Cutting MPs’ pensions - at what cost?



Few political promises generate as much public applause as cutting the privileges of politicians. In a country battered by economic collapse, tax hikes and austerity, any move to trim parliamentary perks appears morally justified. It is more so because the ruling National People’s Power (NPP) has portrayed politicians in a bad light, holding them responsible for all the ills the country is grappling with.  

President Anura Kumara Dissanayake’s decision to cut pensions, duty-free vehicle permits and allowances for MPs taps directly into that sentiment. It is true that MPs or legislators should be held accountable to people.  They should not indulge in corruption or any sort of wrongdoing.

 The deeper question is whether substantially reducing remuneration for MPs will strengthen democracy,  or quietly weaken it over time.

Remuneration of legislators should not be viewed as a favour granted to politicians,  but as an investment in governance. The logic rests on several pillars. First, adequate remuneration reduces the temptation for corruption. When holding public office becomes financially punitive, individuals are either discouraged from entering politics or incentivised to seek alternative — often improper — sources of income. Underpayment does not eliminate corruption; it can, in fact, fertilise it.

Parliamentary work is a full time   engagement though every day is not a sitting day. It involves constituency management, legislative work, committee scrutiny, policy analysis and oversight of the executive — often under intense public and media scrutiny. It involves work under pressure.

 In Sri Lanka, MPs juggle responsibilities both in Colombo and their electorates, frequently travelling long distances while maintaining staff and offices. When pay is insufficient, only the wealthy or those backed by financiers can realistically sustain a political career. That narrows representation. It undermines the very principle that Parliament should reflect the social and economic diversity of the country.

In many countries, compensation structures   are benchmarked against senior civil service or private sector roles. This is not to equate politics with corporate employment, but to ensure that capable professionals do not face an unreasonable financial penalty for entering public life. In India, for instance, MPs receive a basic salary of INR 100,000, with total benefits exceeding INR 300,000, in addition to travel and utility entitlements. Pay revisions are periodically linked to cost-of-living adjustments to protect purchasing power. In Singapore, parliamentary salaries are among the highest globally.

 Sri Lanka’s figures, by contrast, appear modest. An MP’s basic salary stands at Rs. 54,285. With allowances — for attendance, office rent, fuel and other expenses — the total monthly figure rises to around Rs. 300,000. In real terms, particularly after inflation and currency depreciation over the past three years, this does not constitute extraordinary compensation for a national legislator.  Yet,  public anger persists because the debate has focused less on structure and more on optics. Duty-free vehicle permits and pensions have become symbols of privilege disconnected from performance. In this context, the President’s appointment of a committee headed by retired Supreme Court Judge K.T. Chithrasiri to review entitlements is understandable.

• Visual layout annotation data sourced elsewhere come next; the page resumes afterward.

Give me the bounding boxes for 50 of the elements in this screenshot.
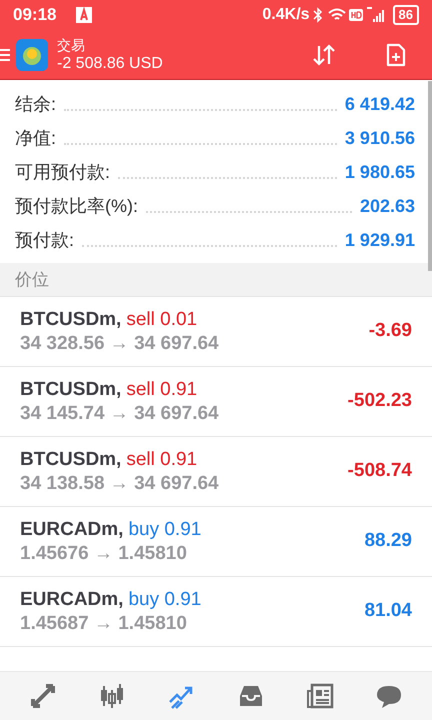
profit-value: -3.69 bbox=[368, 319, 412, 344]
order-type: buy 0.91 bbox=[128, 518, 202, 542]
summary-value: 202.63 bbox=[360, 194, 415, 218]
screen-title: 交易 bbox=[57, 36, 86, 54]
sort-icon[interactable] bbox=[312, 44, 336, 66]
profit-value: 81.04 bbox=[364, 599, 412, 624]
price-range: 34 138.58 → 34 697.64 bbox=[20, 472, 220, 496]
profit-value: 88.29 bbox=[364, 529, 412, 554]
order-type: sell 0.91 bbox=[126, 378, 198, 402]
order-type: sell 0.01 bbox=[126, 308, 198, 332]
position-row[interactable]: BTCUSDm, sell 0.91 34 138.58 → 34 697.64 -508.74 bbox=[0, 437, 432, 507]
position-row[interactable]: EURCADm, buy 0.91 1.45676 → 1.45810 88.29 bbox=[0, 507, 432, 577]
position-row[interactable]: BTCUSDm, sell 0.91 34 145.74 → 34 697.64 -502.23 bbox=[0, 367, 432, 437]
clock: 09:18 bbox=[13, 4, 56, 26]
balance-text: -2 508.86 USD bbox=[57, 54, 163, 74]
notification-icon bbox=[76, 7, 92, 23]
symbol-name: BTCUSDm, bbox=[20, 448, 122, 472]
order-type: sell 0.91 bbox=[126, 448, 198, 472]
position-row[interactable]: EURCADm, buy 0.91 1.45687 → 1.45810 81.04 bbox=[0, 577, 432, 647]
price-range: 34 145.74 → 34 697.64 bbox=[20, 402, 220, 426]
summary-label: 可用预付款: bbox=[15, 160, 110, 184]
network-speed: 0.4K/s bbox=[262, 5, 310, 25]
summary-value: 3 910.56 bbox=[344, 126, 415, 150]
price-range: 1.45687 → 1.45810 bbox=[20, 612, 188, 636]
summary-value: 1 980.65 bbox=[344, 160, 415, 184]
profit-value: -508.74 bbox=[348, 459, 412, 484]
summary-label: 净值: bbox=[15, 126, 56, 150]
symbol-name: BTCUSDm, bbox=[20, 308, 122, 332]
summary-value: 1 929.91 bbox=[344, 228, 415, 252]
battery-level: 86 bbox=[392, 5, 419, 25]
menu-icon[interactable] bbox=[0, 46, 10, 62]
signal-icon bbox=[364, 7, 387, 23]
order-type: buy 0.91 bbox=[128, 588, 202, 612]
symbol-name: EURCADm, bbox=[20, 518, 124, 542]
new-document-icon[interactable] bbox=[386, 42, 406, 66]
summary-label: 结余: bbox=[15, 92, 56, 116]
price-range: 1.45676 → 1.45810 bbox=[20, 542, 188, 566]
arrows-icon[interactable] bbox=[28, 682, 57, 710]
summary-label: 预付款: bbox=[15, 228, 74, 252]
summary-label: 预付款比率(%): bbox=[15, 194, 138, 218]
newspaper-icon[interactable] bbox=[306, 682, 334, 710]
profit-value: -502.23 bbox=[348, 389, 412, 414]
price-range: 34 328.56 → 34 697.64 bbox=[20, 332, 220, 356]
hd-icon bbox=[348, 9, 363, 21]
section-title: 价位 bbox=[15, 268, 49, 291]
symbol-name: BTCUSDm, bbox=[20, 378, 122, 402]
position-row[interactable]: BTCUSDm, sell 0.01 34 328.56 → 34 697.64 -3.69 bbox=[0, 297, 432, 367]
symbol-name: EURCADm, bbox=[20, 588, 124, 612]
bluetooth-icon bbox=[312, 7, 323, 23]
summary-value: 6 419.42 bbox=[344, 92, 415, 116]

There is a compelling case for abolishing opaque perks, tightening expense claims and eliminating benefits that lack a functional justification. There is also merit in differentiating between elected MPs and National List appointees when structuring remuneration. But blunt cuts to overall compensation risk producing unintended consequences.

The long-term danger lies in adverse selection. If remuneration is significantly reduced, politics may become viable primarily for three categories: the independently wealthy, those seeking power for non-financial gains, or individuals reliant on external funding networks. Middle-class professionals, academics, lawyers, doctors and administrators may opt not to enter politics.

Moreover, undercompensation can increase dependence on business donors and interest groups. When personal financial stability is weak, vulnerability to influence grows. In attempting to reduce fiscal burden, the state may inadvertently increase governance risk. None of this suggests that MPs should be insulated from the sacrifices demanded of citizens. In times of crisis, political leadership must signal solidarity. But symbolism cannot substitute for structural reform.

 What Sri Lanka requires is an independent remuneration mechanism — akin to the UK’s model — that benchmarks salaries transparently, links adjustments to objective indicators such as inflation, and strictly regulates expenses. MPs should not determine their own benefits; nor should they be subjected to arbitrary populist cuts driven by public anger.

Democracy has costs. The real question is whether those costs are managed intelligently.